In your Luca.View definitions, If you set the @bodyTemplate property to one of the available templates, then on initialize the view will set the HTML of its DOM element to the contents of the template.

This is useful in cases where there is a fair amount of structural, or otherwise static DOM content in your view, and one of the standard Luca.core.Container components is not suited for what you want to do. The Luca.components.Panel view is basically just a Luca.View which has additional DOM containers for footers and headers. It accomplishes this through the use of the @bodyClassName and @bodyTagName properties.

@bodyClassName and @bodyTagName work the same way the @className and @tagName properties work on standard Backbone views. They are used to create a DOM element via Backbone.View.prototype.make(@bodyTagName,class:@bodyClassName,id:@bodyId

If you use view.$bodyEl() instead of the standard view.$el() that ships with Backbone, all of the standard DOM manipulation methods available will be scoped to the CSS selector that corresponds to the actual body element of your view.

Deferrable Rendering

The jury is still out as to whether or not deferrable rendering is a useful pattern, or whether it is too complex. The use case it was trying to optimize is for views which can only be rendered in response to an event being fired on another object. Such as Backbone.Collection::fetch.

If this is what you are doing, then this feature is for you.
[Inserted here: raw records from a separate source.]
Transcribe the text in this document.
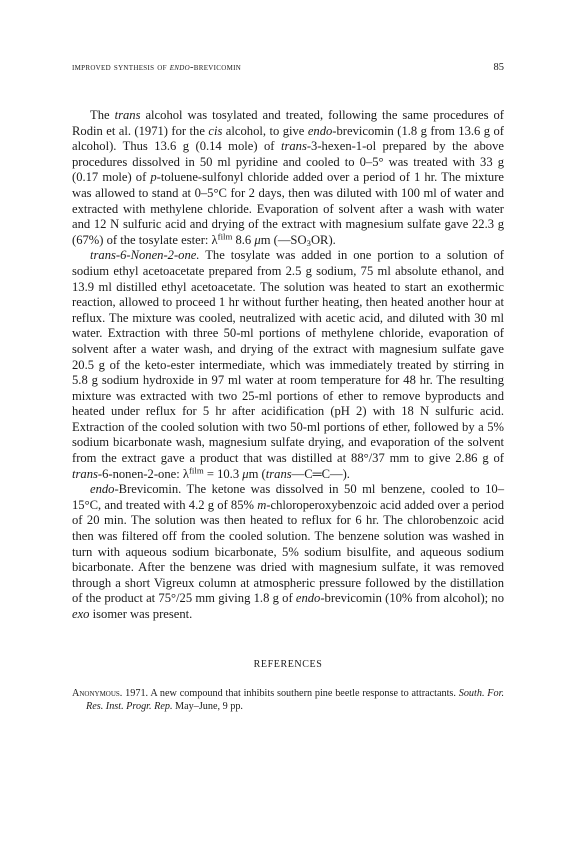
improved synthesis of endo-brevicomin	85

The trans alcohol was tosylated and treated, following the same procedures of Rodin et al. (1971) for the cis alcohol, to give endo-brevicomin (1.8 g from 13.6 g of alcohol). Thus 13.6 g (0.14 mole) of trans-3-hexen-1-ol prepared by the above procedures dissolved in 50 ml pyridine and cooled to 0–5° was treated with 33 g (0.17 mole) of p-toluene-sulfonyl chloride added over a period of 1 hr. The mixture was allowed to stand at 0–5°C for 2 days, then was diluted with 100 ml of water and extracted with methylene chloride. Evaporation of solvent after a wash with water and 12 N sulfuric acid and drying of the extract with magnesium sulfate gave 22.3 g (67%) of the tosylate ester: $\lambda^{film}$ 8.6 μm $(—SO_3OR)$.

trans-6-Nonen-2-one. The tosylate was added in one portion to a solution of sodium ethyl acetoacetate prepared from 2.5 g sodium, 75 ml absolute ethanol, and 13.9 ml distilled ethyl acetoacetate. The solution was heated to start an exothermic reaction, allowed to proceed 1 hr without further heating, then heated another hour at reflux. The mixture was cooled, neutralized with acetic acid, and diluted with 30 ml water. Extraction with three 50-ml portions of methylene chloride, evaporation of solvent after a water wash, and drying of the extract with magnesium sulfate gave 20.5 g of the keto-ester intermediate, which was immediately treated by stirring in 5.8 g sodium hydroxide in 97 ml water at room temperature for 48 hr. The resulting mixture was extracted with two 25-ml portions of ether to remove byproducts and heated under reflux for 5 hr after acidification (pH 2) with 18 N sulfuric acid. Extraction of the cooled solution with two 50-ml portions of ether, followed by a 5% sodium bicarbonate wash, magnesium sulfate drying, and evaporation of the solvent from the extract gave a product that was distilled at 88°/37 mm to give 2.86 g of trans-6-nonen-2-one: $\lambda^{film} = 10.3$ μm (trans—C═C—).

endo-Brevicomin. The ketone was dissolved in 50 ml benzene, cooled to 10–15°C, and treated with 4.2 g of 85% m-chloroperoxybenzoic acid added over a period of 20 min. The solution was then heated to reflux for 6 hr. The chlorobenzoic acid then was filtered off from the cooled solution. The benzene solution was washed in turn with aqueous sodium bicarbonate, 5% sodium bisulfite, and aqueous sodium bicarbonate. After the benzene was dried with magnesium sulfate, it was removed through a short Vigreux column at atmospheric pressure followed by the distillation of the product at 75°/25 mm giving 1.8 g of endo-brevicomin (10% from alcohol); no exo isomer was present.

REFERENCES
Anonymous. 1971. A new compound that inhibits southern pine beetle response to attractants. South. For. Res. Inst. Progr. Rep. May–June, 9 pp.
The options available for views which use the @deferrable property are as follows:

If you set @deferrable to true then the view will expect a @collection property.

A useful example would be for views which get rendered hidden, and activated if and only if the user does a specific action. ( For example, a TabView activating a secondary tab ). If that action triggers an event, and you want to delay the render process if and only if that event is triggered.

Helpers

Backbone Component Helpers

Views which have properties on them referencing other views, models, or collections, can access those objects by calling view.models() or view.views() or view.collections(). This is mainly useful for introspection, debugging, or what not.